Member of the Legislative Assembly
- In office 1968–1983
- Preceded by: Mariri Paratainga
- In office 1958–1965
- Constituency: Atiu

Personal details
- Born: 1 July 1912 Atiu, Cook Islands
- Died: 19 January 1986 (aged 73) Mangaia, Cook Islands

= Vainerere Tangatapoto =

Cook Islands chief, educator and politician (1912–1986)

Vainerere Tangatapoto (1 July 1912 – 19 January 1986) was a Cook Islands chief, educator and politician. He served as member of the Legislative Assembly in two spells between 1958 and 1983.

==Biography==
Tangatapoto was born in July 1912 in Atiu, the son of Akemarae and Tangatapoto. Having won the Sir Maui Pomare medal for being an outstanding pupil twice during his education on Atiu, he became a teacher at Atiu Primary School in 1927 the age of 15. In 1934 he joined the Tagua ship as a cabin boy under Andy Thomson and followed him to the Tiare Taporo. He returned to teaching at the primary school in 1940 and became the first local headteacher in 1951. He also served as a church deacon, founded Atiu's first youth club and public library, and also established the Cook Islands branch of the Boys' and Girls' Brigades, the latter in 1972. He was married to Tuerei and had ten children.

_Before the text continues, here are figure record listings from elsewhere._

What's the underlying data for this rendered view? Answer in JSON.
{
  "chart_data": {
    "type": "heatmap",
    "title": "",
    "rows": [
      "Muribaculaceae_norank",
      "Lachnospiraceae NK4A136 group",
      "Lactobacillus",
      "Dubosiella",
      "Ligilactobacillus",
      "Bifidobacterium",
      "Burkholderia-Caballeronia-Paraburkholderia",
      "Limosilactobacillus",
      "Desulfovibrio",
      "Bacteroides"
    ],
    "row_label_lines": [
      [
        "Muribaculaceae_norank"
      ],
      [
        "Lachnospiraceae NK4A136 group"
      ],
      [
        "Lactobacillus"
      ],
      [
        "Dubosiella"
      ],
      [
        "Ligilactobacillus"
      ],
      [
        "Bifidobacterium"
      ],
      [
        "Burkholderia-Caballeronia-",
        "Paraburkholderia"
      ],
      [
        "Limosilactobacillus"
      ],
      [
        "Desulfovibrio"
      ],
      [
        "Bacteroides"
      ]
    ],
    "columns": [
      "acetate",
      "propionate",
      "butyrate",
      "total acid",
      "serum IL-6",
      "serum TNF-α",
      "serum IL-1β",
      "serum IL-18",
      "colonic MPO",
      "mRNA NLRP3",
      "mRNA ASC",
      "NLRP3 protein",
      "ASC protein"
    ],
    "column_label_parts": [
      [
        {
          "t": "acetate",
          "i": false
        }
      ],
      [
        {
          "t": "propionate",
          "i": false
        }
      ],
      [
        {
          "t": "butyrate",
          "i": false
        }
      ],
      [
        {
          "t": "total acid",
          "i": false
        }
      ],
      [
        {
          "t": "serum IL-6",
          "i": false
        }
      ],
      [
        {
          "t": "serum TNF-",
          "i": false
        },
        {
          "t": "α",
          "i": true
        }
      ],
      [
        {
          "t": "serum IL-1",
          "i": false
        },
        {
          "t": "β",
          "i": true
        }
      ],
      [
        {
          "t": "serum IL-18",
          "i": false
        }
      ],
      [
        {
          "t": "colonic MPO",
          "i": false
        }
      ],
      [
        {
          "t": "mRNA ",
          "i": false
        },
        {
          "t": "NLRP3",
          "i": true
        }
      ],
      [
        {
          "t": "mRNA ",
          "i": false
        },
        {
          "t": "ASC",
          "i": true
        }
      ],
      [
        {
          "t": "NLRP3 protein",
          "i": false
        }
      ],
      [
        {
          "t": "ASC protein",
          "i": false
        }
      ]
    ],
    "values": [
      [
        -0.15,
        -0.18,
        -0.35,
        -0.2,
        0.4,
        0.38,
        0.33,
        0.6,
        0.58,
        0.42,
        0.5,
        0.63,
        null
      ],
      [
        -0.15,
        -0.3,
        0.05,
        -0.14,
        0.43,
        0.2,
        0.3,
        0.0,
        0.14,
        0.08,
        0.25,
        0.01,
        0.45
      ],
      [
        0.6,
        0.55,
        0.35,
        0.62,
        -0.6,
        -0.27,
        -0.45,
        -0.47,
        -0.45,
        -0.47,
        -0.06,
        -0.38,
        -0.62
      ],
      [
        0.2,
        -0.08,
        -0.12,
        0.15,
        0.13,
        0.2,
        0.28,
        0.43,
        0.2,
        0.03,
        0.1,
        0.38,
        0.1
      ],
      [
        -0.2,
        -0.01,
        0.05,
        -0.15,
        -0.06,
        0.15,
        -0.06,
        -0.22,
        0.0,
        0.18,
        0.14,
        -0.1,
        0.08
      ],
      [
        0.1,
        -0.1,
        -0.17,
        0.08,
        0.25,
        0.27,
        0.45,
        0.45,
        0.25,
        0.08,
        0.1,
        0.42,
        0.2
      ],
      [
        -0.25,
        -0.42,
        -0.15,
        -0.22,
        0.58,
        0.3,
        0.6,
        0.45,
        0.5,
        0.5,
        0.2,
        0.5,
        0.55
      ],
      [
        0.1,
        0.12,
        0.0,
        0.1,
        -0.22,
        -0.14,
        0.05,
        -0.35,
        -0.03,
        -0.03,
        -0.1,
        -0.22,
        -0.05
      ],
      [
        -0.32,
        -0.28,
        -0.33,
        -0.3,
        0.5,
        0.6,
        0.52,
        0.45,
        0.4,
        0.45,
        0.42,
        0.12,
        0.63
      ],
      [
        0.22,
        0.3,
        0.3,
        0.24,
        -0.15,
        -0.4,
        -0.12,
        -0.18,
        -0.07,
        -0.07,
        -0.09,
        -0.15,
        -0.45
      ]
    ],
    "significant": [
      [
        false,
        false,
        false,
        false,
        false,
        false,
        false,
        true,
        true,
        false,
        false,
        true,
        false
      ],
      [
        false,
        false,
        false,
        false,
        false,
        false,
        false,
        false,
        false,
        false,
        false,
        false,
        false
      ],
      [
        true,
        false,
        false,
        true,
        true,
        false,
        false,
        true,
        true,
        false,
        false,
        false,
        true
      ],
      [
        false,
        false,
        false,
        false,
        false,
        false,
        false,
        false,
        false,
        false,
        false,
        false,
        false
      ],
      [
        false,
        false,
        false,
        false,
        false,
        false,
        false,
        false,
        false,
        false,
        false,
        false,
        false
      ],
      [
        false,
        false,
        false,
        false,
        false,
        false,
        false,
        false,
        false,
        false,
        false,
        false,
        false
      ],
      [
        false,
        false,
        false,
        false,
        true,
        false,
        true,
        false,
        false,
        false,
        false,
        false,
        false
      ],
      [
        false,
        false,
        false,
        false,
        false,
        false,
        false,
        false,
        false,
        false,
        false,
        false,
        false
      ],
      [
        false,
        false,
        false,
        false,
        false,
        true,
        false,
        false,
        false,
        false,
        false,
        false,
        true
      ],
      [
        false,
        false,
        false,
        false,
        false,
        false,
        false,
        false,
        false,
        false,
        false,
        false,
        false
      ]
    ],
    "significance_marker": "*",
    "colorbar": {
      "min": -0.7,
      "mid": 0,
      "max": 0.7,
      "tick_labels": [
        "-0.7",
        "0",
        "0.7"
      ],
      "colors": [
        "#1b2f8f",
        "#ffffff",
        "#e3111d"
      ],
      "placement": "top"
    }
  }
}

Conferred with the title of ariki, he served as speaker of the Atiu House of Ariki. In the 1958 elections, the first under universal suffrage, he was elected to the Cook Islands Legislative Assembly from the Atiu constituency. He was re-elected in 1961 and the following year was elected to the Executive Committee, the islands' first cabinet, by members of the legislature.

Although he lost his seat in the 1965 elections, which he contested as a United Political Party candidate, he was elected again in 1968 as a representative of the United Cook Islanders party, which he led from 1970 to 1971. He subsequently joined the new Democratic Party and was re-elected in 1972, 1974 and 1978. Following the 1978 elections, he became Deputy Speaker. He was awarded the Queen Elizabeth II Silver Jubilee Medal in 1977, and retired from politics prior to the March 1983 elections. He was awarded an OBE in the 1983 New Year Honours.

He died in Mangaia in January 1986 at the age of 73. After his death the government set up the Vainerere Tangatapoto Foundation Fund for Uniformed Organisations.